La guerre en Ukraine a également permis de révéler les faiblesses de la politique énergétique européenne et les enjeux de financement de cette dernière. Ces enjeux ont notamment ravivé les débats sur un nouvel endettement commun. Cependant, l’Allemagne s’y oppose puisque sa constitution nationale limite l’endettement du pays.
Les difficultés économiques actuelles sont difficiles à résoudre sans aborder les problèmes de gouvernance et de financement. Les textes européens sont de plus en plus complexes ce qui pose un réel problème de pédagogie envers les citoyens.

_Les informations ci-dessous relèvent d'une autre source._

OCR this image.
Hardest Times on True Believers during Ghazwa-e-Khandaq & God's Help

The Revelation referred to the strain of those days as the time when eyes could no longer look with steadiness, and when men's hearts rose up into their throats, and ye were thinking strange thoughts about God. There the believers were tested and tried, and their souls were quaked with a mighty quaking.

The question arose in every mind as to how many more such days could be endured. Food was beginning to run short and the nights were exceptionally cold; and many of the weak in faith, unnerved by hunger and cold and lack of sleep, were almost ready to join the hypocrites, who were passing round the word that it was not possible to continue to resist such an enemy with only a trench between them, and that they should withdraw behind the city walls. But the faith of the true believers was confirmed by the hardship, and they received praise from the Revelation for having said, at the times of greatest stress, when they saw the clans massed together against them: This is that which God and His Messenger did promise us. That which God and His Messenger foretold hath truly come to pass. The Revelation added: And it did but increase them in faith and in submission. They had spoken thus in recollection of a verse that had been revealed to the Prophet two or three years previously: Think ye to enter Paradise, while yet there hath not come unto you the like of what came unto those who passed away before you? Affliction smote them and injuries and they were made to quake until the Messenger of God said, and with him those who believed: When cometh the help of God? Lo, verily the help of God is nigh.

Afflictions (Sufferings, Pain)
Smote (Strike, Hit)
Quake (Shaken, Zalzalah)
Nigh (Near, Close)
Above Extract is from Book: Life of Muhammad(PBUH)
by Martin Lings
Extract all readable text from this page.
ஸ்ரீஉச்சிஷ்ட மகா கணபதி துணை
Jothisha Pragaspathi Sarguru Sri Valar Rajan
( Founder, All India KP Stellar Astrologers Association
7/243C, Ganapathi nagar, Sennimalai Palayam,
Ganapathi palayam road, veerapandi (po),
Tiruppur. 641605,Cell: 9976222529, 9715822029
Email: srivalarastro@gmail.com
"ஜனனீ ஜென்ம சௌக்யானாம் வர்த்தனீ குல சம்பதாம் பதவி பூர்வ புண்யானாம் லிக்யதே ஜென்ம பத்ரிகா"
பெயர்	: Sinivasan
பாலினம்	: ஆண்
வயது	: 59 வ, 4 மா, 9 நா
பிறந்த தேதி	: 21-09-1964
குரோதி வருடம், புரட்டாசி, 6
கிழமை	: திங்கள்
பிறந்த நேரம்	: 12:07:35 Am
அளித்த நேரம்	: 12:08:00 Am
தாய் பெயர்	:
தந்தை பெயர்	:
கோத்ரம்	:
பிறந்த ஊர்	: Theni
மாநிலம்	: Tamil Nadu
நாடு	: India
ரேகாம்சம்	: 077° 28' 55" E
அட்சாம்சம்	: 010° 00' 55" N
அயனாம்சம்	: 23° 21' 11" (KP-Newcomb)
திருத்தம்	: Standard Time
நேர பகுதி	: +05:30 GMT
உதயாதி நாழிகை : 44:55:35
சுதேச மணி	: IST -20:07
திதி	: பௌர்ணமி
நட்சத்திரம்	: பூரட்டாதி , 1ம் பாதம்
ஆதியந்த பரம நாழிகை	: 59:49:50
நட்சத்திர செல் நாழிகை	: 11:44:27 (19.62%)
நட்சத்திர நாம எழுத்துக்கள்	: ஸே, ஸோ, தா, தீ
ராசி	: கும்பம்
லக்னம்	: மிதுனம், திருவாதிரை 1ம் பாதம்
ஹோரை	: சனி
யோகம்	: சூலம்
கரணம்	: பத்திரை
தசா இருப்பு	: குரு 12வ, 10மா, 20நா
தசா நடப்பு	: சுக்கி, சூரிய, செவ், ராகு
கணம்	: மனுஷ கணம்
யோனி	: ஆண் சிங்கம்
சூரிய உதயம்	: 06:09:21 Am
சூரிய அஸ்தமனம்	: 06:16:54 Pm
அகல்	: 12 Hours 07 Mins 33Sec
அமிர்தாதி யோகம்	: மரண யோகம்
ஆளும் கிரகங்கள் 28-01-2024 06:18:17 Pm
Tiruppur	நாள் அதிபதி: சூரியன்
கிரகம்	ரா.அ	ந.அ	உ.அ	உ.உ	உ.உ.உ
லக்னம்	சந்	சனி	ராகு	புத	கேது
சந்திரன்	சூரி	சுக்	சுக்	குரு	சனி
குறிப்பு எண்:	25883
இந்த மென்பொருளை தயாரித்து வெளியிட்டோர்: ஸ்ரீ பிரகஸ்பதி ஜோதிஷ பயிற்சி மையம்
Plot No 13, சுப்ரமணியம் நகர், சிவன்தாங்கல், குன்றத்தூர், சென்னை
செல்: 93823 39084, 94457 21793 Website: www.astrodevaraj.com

Les intervenants ont également débattu de l’utilité de nouvelles réformes pour rendre les institutions plus gouvernables et transparentes vis-à-vis des citoyens. La diminution du nombre de portefeuilles avec la mise en place de duo de commissaires à la Commission ainsi que la remise en question du vote à l’unanimité au Conseil sur la politique sociale et la fiscalité ont été abordées comme des leviers de réformes. L’enjeu de ces modifications est notamment d’inventer de nouvelles solutions pour surmonter les oppositions isolées qui empêchent la poursuite de l’approfondissement et de l’élargissement.
L’évocation des élections de juin 2024 a été l’occasion de revenir sur la visibilité des enjeux européens et la nécessité de lutter contre la montée en puissance des extrêmes. La France et l’Allemagne doivent se rallier pour préserver la démocratie européenne, malgré des divergences court-termistes.
Cet échange s’est poursuivi par un moment enrichissant de questions avec le public.